Which doesn’t exactly inspire confidence and makes me wonder who they think their audience is. ML researchers or LinkedIn.

gaze 12 hours ago | parent | prev | next [-]

the irritating thing about LLM generated papers like these is that they're wrong but are generated using LLMs that are capable enough to bury the absurd claim pretty deep in there.

stingraycharles 12 hours ago | parent | next [-]

Analyze it using an LLM. Claude was pretty ruthless about this one.

thethirdone 12 hours ago | parent | next [-]

Yeah, for me Claude identified the phrase "this holds with probability 1 over random weight matrices since the null space has dimension"

Treating trained weights as random for the purpose of a proof is immediately discrediting for a paper to me.

EGreg 11 hours ago | parent [-]

"This holds for almost all matrices" is actually something you'd want to know if we're talking about probabilities, no?

gaze 12 hours ago | parent | prev [-]

sure but it seems spiritually wrong to use an LLM to debug a slop paper. Who knows, maybe claude generated it in the first place?

Hard_Space 5 hours ago | parent | prev [-]

In fairness, real-world researchers are expert at selective emphasis too.

EGreg 12 hours ago | parent | prev [-]

You're right, I'm not a well-known researcher, simply an entrepreneur who started to publish academic papers.

However, I do have a long history of diving deep into fields and building practical, open-source solutions to major problems I perceive in the fields.

15 years ago I started with social networks and PHP: https://github.com/Qbix http://laweekly.com/restoring-healthy-communities/

8 years ago I got into smart contracts on EVM, which was the SOTA at the time: https://github.com/Intercoin https://intercoin.org/applications

About a year and a half ago I started teaching a course on AI at a university not far from NYU where I studied... and that's what got me into this: https://vimeo.com/1063008765/c7ef3abcc5

I try to document everything on GitHub and popular articles, but only recently started publishing academic papers on arXiv and plan to actually start submitting them for real publications. While I build, I realized that I should start publishing any novel theoretical results that underpin my work.

I plan to publish actual code in a few weeks. To be fair, TurboQuant is also a purely theoretical paper. I just wanted to get this out and share.

thethirdone 11 hours ago | parent | next [-]

> To be fair, TurboQuant is also a purely theoretical paper. I just wanted to get this out and share.

TurboQuant is not a purely theoretical paper. Section 4 "Experiments" (page 15) [0] has a bunch of figure based on actual GPU computations.

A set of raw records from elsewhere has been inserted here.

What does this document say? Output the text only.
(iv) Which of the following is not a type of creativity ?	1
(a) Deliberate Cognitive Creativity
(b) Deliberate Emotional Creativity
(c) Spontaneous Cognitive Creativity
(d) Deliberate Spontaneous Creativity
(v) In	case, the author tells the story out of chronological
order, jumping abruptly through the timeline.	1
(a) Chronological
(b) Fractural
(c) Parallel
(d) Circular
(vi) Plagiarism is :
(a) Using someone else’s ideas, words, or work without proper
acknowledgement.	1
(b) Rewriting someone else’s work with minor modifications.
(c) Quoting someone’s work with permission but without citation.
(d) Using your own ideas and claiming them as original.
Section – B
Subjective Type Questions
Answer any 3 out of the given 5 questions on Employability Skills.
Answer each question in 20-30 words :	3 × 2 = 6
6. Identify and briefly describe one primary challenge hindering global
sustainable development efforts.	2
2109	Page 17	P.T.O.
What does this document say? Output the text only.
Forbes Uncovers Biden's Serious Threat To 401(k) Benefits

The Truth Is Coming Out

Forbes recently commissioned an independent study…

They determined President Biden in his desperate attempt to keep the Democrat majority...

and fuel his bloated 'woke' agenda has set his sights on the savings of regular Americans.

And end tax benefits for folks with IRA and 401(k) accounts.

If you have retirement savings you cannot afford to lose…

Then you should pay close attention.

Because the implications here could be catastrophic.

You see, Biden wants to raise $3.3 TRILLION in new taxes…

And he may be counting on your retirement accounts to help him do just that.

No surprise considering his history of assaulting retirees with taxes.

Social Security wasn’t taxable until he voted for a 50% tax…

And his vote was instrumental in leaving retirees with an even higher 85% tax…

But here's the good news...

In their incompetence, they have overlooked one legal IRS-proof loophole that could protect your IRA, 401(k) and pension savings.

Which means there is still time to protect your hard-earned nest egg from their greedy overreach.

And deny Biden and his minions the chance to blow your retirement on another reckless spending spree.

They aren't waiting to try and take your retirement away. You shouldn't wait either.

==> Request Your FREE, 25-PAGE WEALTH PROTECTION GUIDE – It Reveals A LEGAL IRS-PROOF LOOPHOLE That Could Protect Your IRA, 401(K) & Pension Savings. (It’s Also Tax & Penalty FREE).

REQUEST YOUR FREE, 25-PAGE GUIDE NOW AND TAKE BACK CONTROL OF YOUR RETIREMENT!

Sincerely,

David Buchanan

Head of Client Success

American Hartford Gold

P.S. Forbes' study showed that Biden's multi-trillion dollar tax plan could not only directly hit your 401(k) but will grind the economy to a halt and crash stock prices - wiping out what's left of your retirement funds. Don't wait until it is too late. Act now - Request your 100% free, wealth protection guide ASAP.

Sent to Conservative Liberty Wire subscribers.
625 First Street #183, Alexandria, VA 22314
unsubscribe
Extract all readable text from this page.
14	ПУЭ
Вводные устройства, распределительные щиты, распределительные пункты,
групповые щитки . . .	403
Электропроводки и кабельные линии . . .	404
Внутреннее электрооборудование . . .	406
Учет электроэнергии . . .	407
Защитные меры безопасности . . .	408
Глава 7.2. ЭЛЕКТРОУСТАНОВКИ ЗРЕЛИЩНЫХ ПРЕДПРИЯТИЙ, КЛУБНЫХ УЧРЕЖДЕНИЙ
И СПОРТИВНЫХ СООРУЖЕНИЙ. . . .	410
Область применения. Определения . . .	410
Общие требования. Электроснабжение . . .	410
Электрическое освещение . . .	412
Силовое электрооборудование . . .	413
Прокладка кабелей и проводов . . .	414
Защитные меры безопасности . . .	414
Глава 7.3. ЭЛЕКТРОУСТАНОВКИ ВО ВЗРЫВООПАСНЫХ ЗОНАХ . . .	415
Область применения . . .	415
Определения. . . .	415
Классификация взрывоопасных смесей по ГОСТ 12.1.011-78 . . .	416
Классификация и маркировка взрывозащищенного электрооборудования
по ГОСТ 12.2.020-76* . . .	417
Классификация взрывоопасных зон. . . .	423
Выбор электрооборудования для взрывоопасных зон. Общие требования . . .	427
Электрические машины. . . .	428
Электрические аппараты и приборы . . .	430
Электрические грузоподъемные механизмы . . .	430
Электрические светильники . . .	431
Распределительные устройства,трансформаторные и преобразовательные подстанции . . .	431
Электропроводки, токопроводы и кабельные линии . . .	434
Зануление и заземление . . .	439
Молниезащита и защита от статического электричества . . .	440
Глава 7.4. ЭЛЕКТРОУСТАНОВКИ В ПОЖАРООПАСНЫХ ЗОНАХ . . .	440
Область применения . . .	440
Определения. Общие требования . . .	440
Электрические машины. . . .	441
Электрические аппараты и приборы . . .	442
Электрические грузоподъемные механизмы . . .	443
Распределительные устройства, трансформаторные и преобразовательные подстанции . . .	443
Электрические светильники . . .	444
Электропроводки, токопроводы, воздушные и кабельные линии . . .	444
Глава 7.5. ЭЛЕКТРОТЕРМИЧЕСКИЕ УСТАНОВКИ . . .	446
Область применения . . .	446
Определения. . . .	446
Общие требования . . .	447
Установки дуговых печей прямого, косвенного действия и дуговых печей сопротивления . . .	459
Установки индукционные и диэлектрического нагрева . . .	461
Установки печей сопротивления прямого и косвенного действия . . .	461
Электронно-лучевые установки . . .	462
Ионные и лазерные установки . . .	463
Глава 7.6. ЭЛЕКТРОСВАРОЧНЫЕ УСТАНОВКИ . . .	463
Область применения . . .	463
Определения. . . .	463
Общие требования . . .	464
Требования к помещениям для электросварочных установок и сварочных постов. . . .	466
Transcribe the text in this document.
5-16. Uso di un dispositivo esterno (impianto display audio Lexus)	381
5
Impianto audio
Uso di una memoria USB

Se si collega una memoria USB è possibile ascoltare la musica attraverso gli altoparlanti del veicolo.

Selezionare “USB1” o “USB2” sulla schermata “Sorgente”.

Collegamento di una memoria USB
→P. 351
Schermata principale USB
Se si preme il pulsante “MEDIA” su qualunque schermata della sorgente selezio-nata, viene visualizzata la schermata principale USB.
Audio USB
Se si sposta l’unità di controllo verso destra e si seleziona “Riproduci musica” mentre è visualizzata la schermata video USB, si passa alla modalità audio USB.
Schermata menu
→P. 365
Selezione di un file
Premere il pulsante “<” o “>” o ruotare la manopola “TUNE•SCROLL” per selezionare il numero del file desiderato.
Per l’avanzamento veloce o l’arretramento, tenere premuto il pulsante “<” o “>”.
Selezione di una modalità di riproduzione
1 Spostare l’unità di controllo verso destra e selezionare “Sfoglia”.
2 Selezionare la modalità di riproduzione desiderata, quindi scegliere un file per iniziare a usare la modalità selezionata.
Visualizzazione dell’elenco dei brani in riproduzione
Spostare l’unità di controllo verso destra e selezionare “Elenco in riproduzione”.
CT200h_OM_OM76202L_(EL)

[0]: https://arxiv.org/abs/2504.19874

stingraycharles 11 hours ago | parent | prev [-]

TurboQuant went through ICLR review, has multiple Google Research co-authors, open-source implementations, CUDA kernels, and LongBench benchmarks.

Contrast that with your paper: no experiments, no implementation, no empirical validation of any kind.

Did you try engaging with LLM researchers and get their feedback on your paper?